Nicolas Hulot: “La COP22 sera celle de l’action ou ne sera pas”
Dans le cadre des "Entretiens de Rabat" tenus ce 17 octobre, plusieurs intervenants se sont penchés sur la thématique "Le Green, levier de croissance du Royaume?". Nicolas Hulot, président de la fondation éponyme, est revenu pour Médias24 sur l’opportunité historique pour l’Afrique d’avoir comme hôte de la COP22, un pays exemplaire en termes de mix-énergétique.
-Médias24: Serez-vous présent à la conférence climatique qui se tiendra à Marrakech (7-18/11)?
-Nicolas Hulot: Dans tous les cas de figure, je serais venu car les autorités marocaines et les ONG m’ont invité. Cela étant dit, le président Hollande a souhaité que je sois présent dans la délégation française.
-Pourquoi jugez-vous utile de vous rendre à cette 22e édition de la COP?
-Parce que le passage de témoin est important et parce que la COP21 qui s’est tenue à Paris n’était pas un aboutissement mais un démarrage. Le vrai redémarrage doit se faire à Marrakech, pour que la dynamique s’engage et que les Etats nous expliquent, un par un, comment ils vont réaliser l’accord de Paris.
C’est une chose de se fixer des objectifs et c’en est une toute autre de les concrétiser, car la crise climatique ne peut pas attendre plus longtemps d’être réglée. La COP21 a été un succès diplomatique, mais sur un plan climatique, l’accord n’a pas été à la hauteur des enjeux que l’humanité doit surmonter. Il serait donc bien que les Etats rehaussent leurs enjeux.
-Pensez-vous que la mobilisation à Marrakech sera à la hauteur de celle de Paris?
-Certes, le contexte des attentats du 13 novembre 2015 a presque sacralisé cet événement, mais la COP21 a d’abord été l’aboutissement d’un long processus et d’une prise de conscience collective.
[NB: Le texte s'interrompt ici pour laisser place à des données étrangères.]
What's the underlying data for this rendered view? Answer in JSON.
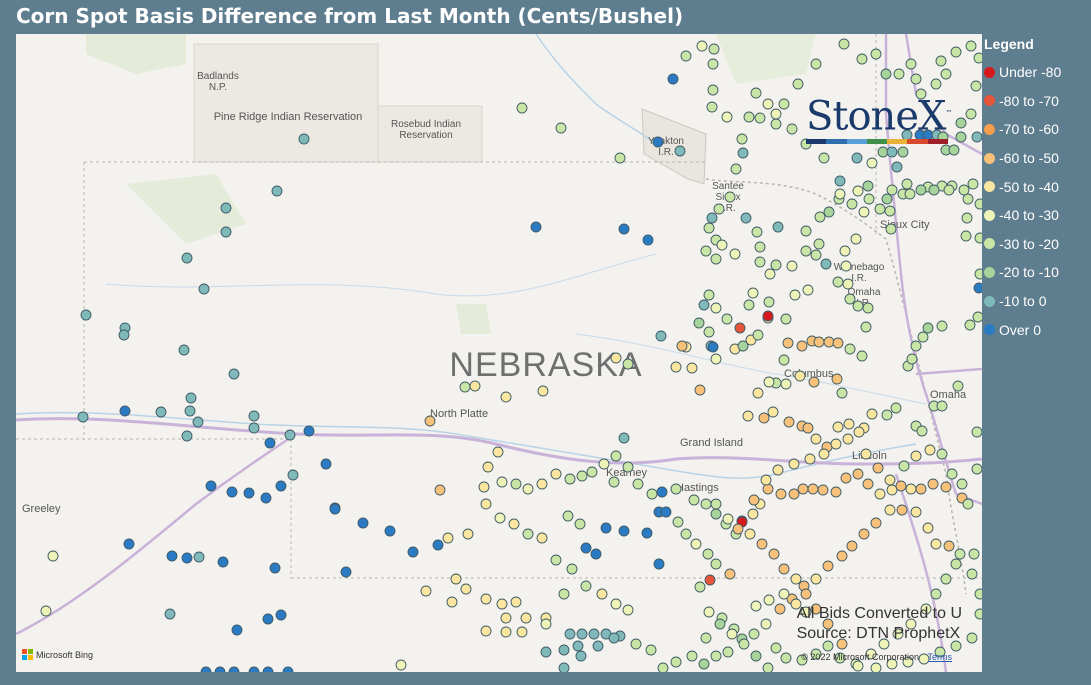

Un échec diplomatique à Paris aurait mené à un chemin irréversible, car il y a encore beaucoup de climato-sceptiques. Il y a eu un tournant à Paris, qui va se poursuivre au Maroc.
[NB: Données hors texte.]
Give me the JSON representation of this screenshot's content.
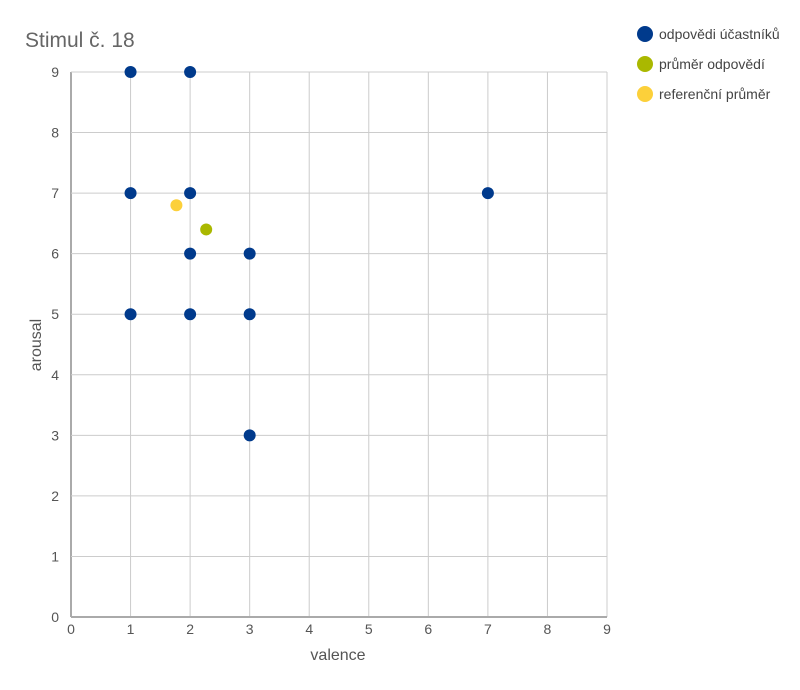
{
  "chart_data": {
    "type": "scatter",
    "title": "Stimul č. 18",
    "xlabel": "valence",
    "ylabel": "arousal",
    "xlim": [
      0,
      9
    ],
    "ylim": [
      0,
      9
    ],
    "xticks": [
      "0",
      "1",
      "2",
      "3",
      "4",
      "5",
      "6",
      "7",
      "8",
      "9"
    ],
    "yticks": [
      "0",
      "1",
      "2",
      "3",
      "4",
      "5",
      "6",
      "7",
      "8",
      "9"
    ],
    "grid": true,
    "legend_position": "top-right",
    "series": [
      {
        "name": "odpovědi účastníků",
        "color": "#003a8c",
        "points": [
          {
            "x": 1,
            "y": 9
          },
          {
            "x": 2,
            "y": 9
          },
          {
            "x": 1,
            "y": 7
          },
          {
            "x": 2,
            "y": 7
          },
          {
            "x": 7,
            "y": 7
          },
          {
            "x": 2,
            "y": 6
          },
          {
            "x": 3,
            "y": 6
          },
          {
            "x": 1,
            "y": 5
          },
          {
            "x": 2,
            "y": 5
          },
          {
            "x": 3,
            "y": 5
          },
          {
            "x": 3,
            "y": 3
          }
        ]
      },
      {
        "name": "průměr odpovědí",
        "color": "#aab800",
        "points": [
          {
            "x": 2.27,
            "y": 6.4
          }
        ]
      },
      {
        "name": "referenční průměr",
        "color": "#fcd03a",
        "points": [
          {
            "x": 1.77,
            "y": 6.8
          }
        ]
      }
    ]
  }
}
La vraie question qui se posera à Marrakech est de savoir comment les Etats sortiront des énergies fossiles extrêmement polluantes en carbone et changeront de modèle agricole…
-Quand vous évoquez les climato-sceptiques, vous pensez à quelqu’un comme Donald Trump?
-Très clairement oui, si la question climatique revenait au plus haut niveau du pouvoir américain à des gens qui fustigent ou doutent de ce sujet, cela aurait des conséquences environnementales mais aussi sociales. On ne peut pas se permettre de revenir en arrière sur le défi climatique, mais je préfère ne pas me faire peur et n’ose pas imaginer que le scénario de Trump président soit possible.
-Que peut ou doit apporter la COP22?
-Elle sera une bourse d’échange de solutions et de mutualisation des moyens de chacun des pays membres, dont le Maroc, qui peut s’enorgueillir d’avoir créé la plus grande centrale solaire au monde. Cette conférence devra aussi pointer du doigt ce qui est compatible ou non avec les enjeux climatiques, car le vrai enjeu qui nous attend est un changement de culture et un renoncement à nos habitudes de consommation énergétique.
-L’édition marocaine est donc condamnée à réussir?
-Elle est d’abord soulagée du succès de la COP21, car en cas d’échec, la COP22 aurait été la 2e chance mais elle doit être une COP de vérité, car elle doit faire entendre la voix de l’Afrique, qui réclame une aide au développement et à l’adaptation aux bouleversements climatiques. L’exigence doit être le maître-mot pour que l’on mette en œuvre les moyens qui règlent le réchauffement climatique. Les objectifs de Paris doivent faire l’objet d’un vrai plan d’action lors de la COP22. Chacun devra être mis devant ses contradictions et ses vérités.
La réponse sera d’autant plus pertinente que le pays hôte de la COP22 est devenu une référence mondiale en termes de développement d’énergies renouvelables (solaire, éolienne…).